Jacqueline Vansant, University of Michigan, Dearborn

Cross-Cultural Encounters in Hollywood’s Austria

When Maria von Trapp watched the final scene of The Sound of Music as “her” family escaped into Switzerland, she allegedly exclaimed, “Don’t they know geography in Hollywood? Salzburg does not border on Switzerland!” (quoted in Hirsch 1993:75). Questioned later on set design in general, director Robert Wise blithely replied, “In Hollywood you make your own geography” (quoted in Hirsch 1993: 75). One could just as easily say, “In Hollywood you make your own Austria.” But as Hollywood is not know for its accuracy, to state that Hollywood representations of Austria stray from the historical reality is certainly not a startling revelation.

Likewise, international screen representations of Austria are equally removed from reality. Indeed, Hollywood’s “Austria” shares many characteristics with international screen representations of Austria, most particularly the central role of music in the narrative and the preference for turn-of-the-century Austria as the backdrop for the screen stories. Internationally and domestically, Austria, and Vienna in particular, is seen as the home of fictional and historical composers and a place of gaiety, music, and love. Nonetheless, Hollywood’s constructions of the former empire and its citizens have a unique quality, which is perhaps most evident in those films in which celluloid Americans find themselves in Austria.

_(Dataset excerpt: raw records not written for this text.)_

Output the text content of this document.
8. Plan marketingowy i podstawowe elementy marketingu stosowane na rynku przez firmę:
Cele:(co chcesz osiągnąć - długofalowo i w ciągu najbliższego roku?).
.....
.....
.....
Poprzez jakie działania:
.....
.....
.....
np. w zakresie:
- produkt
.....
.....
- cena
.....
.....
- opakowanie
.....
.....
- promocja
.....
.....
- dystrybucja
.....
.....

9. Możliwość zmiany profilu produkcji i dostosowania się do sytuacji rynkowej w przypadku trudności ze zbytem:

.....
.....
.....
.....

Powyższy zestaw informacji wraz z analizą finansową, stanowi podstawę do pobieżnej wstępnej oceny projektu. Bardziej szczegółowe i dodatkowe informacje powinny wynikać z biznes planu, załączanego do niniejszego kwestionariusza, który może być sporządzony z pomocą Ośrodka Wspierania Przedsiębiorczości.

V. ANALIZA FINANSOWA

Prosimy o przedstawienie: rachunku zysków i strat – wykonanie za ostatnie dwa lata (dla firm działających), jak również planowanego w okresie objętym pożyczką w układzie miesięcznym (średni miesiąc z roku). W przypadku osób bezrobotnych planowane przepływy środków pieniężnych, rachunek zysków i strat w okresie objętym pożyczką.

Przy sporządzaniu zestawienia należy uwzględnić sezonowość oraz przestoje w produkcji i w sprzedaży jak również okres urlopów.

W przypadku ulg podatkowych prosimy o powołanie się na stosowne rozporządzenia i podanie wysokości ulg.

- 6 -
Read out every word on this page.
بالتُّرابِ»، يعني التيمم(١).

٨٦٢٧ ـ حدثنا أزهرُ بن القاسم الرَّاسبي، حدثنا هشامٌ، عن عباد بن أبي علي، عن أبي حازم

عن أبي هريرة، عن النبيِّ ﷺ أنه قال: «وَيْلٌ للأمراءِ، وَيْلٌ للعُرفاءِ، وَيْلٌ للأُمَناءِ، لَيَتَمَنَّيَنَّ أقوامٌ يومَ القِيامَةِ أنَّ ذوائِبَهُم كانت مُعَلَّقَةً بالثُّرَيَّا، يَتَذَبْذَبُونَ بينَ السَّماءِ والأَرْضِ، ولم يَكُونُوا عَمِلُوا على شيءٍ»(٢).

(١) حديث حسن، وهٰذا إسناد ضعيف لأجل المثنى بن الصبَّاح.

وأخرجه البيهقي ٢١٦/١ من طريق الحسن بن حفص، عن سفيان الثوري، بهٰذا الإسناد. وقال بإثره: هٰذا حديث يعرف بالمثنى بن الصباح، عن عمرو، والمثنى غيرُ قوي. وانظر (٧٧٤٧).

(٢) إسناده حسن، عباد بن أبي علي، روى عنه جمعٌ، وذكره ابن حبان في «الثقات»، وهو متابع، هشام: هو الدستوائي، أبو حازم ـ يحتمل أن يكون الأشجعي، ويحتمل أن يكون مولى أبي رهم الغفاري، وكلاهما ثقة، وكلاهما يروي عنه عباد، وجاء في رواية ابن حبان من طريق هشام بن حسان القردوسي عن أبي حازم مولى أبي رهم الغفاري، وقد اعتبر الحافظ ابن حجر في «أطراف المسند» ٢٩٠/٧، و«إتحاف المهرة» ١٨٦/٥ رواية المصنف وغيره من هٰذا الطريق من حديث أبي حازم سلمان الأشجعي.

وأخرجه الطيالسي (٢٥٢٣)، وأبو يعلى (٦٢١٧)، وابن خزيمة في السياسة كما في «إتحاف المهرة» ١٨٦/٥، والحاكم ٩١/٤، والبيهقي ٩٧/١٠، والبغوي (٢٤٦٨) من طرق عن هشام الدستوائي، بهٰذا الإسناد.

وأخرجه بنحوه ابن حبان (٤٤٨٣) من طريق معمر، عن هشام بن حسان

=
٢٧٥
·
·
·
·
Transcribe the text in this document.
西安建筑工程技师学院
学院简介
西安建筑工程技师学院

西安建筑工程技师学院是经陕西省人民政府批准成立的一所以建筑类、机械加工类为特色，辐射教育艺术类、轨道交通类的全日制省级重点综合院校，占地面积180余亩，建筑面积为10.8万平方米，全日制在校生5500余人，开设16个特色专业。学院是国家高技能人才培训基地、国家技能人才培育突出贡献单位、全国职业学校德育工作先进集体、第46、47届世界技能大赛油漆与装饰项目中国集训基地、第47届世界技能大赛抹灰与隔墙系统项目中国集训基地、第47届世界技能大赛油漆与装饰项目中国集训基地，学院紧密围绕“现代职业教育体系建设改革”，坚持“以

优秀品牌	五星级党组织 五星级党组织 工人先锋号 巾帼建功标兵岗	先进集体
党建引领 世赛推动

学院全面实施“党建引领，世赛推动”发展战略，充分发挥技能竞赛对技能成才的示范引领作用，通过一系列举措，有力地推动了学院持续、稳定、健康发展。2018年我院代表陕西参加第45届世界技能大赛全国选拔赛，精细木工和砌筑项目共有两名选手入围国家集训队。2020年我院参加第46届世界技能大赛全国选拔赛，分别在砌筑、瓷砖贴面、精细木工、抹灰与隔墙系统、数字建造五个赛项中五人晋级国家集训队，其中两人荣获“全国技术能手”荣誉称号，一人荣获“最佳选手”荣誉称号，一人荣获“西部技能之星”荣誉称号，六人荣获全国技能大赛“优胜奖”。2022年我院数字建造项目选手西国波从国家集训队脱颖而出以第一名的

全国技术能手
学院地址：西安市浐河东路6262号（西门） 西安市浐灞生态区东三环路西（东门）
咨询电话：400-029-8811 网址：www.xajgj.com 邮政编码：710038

I propose to look at three Hollywood films with three very distinct Austrias. In the 1932 film Evenings for Sale by Stuart Walker, Austria is a haven of romance and fantasy; in the 1937 film Champagne Waltz by A. Edward Sutherland Austria appears the home of a rich musical tradition endangered by a foreign influence; and in the 1948 film The Emperor Waltz by Billy Wilder Austria is a pretentious dinosaur and morally bankrupt. To understand the complexity of Hollywood’s Austria, its uniqueness, and the influence of cultural and historical contexts, I focus on the protagonists’ purpose for travel, their interaction with Austria and its citizens, and the knowledge gained.

The anthropologist James Clifford writes:

“Travel” […] is an inclusive term embracing a range of more or less voluntarist practices of leaving “home” to go to some “other” place. The displacement takes place for the purpose of gain—material, spiritual, scientific. It involves obtaining knowledge and/or having an “experience” (exciting, edifying, pleasurable, estranging, broadening). (1997, 66)

In this paper, I attempt to answer the following questions: Why do these Americans leave home and go to Austria, what do they hope to gain, and what do they go home with?

In Evenings for Sale, the female protagonist travels to Austria in search of romance. In Champagne Waltz and in The Emperor Waltz, the male protagonists travel to Austria solely for material reasons. In each of these films, the original purpose of the American protagonists’ trip changes to a more profound one. The female discovers her true self and the men find true love. If we look more closely at these journeys, we will see that they ultimately reveal commentary on the United States and on Austria.

My investigation will extend the discussion of the role Austria has played historically in Central Europe to the role Austria has played in the American imagination in Hollywood.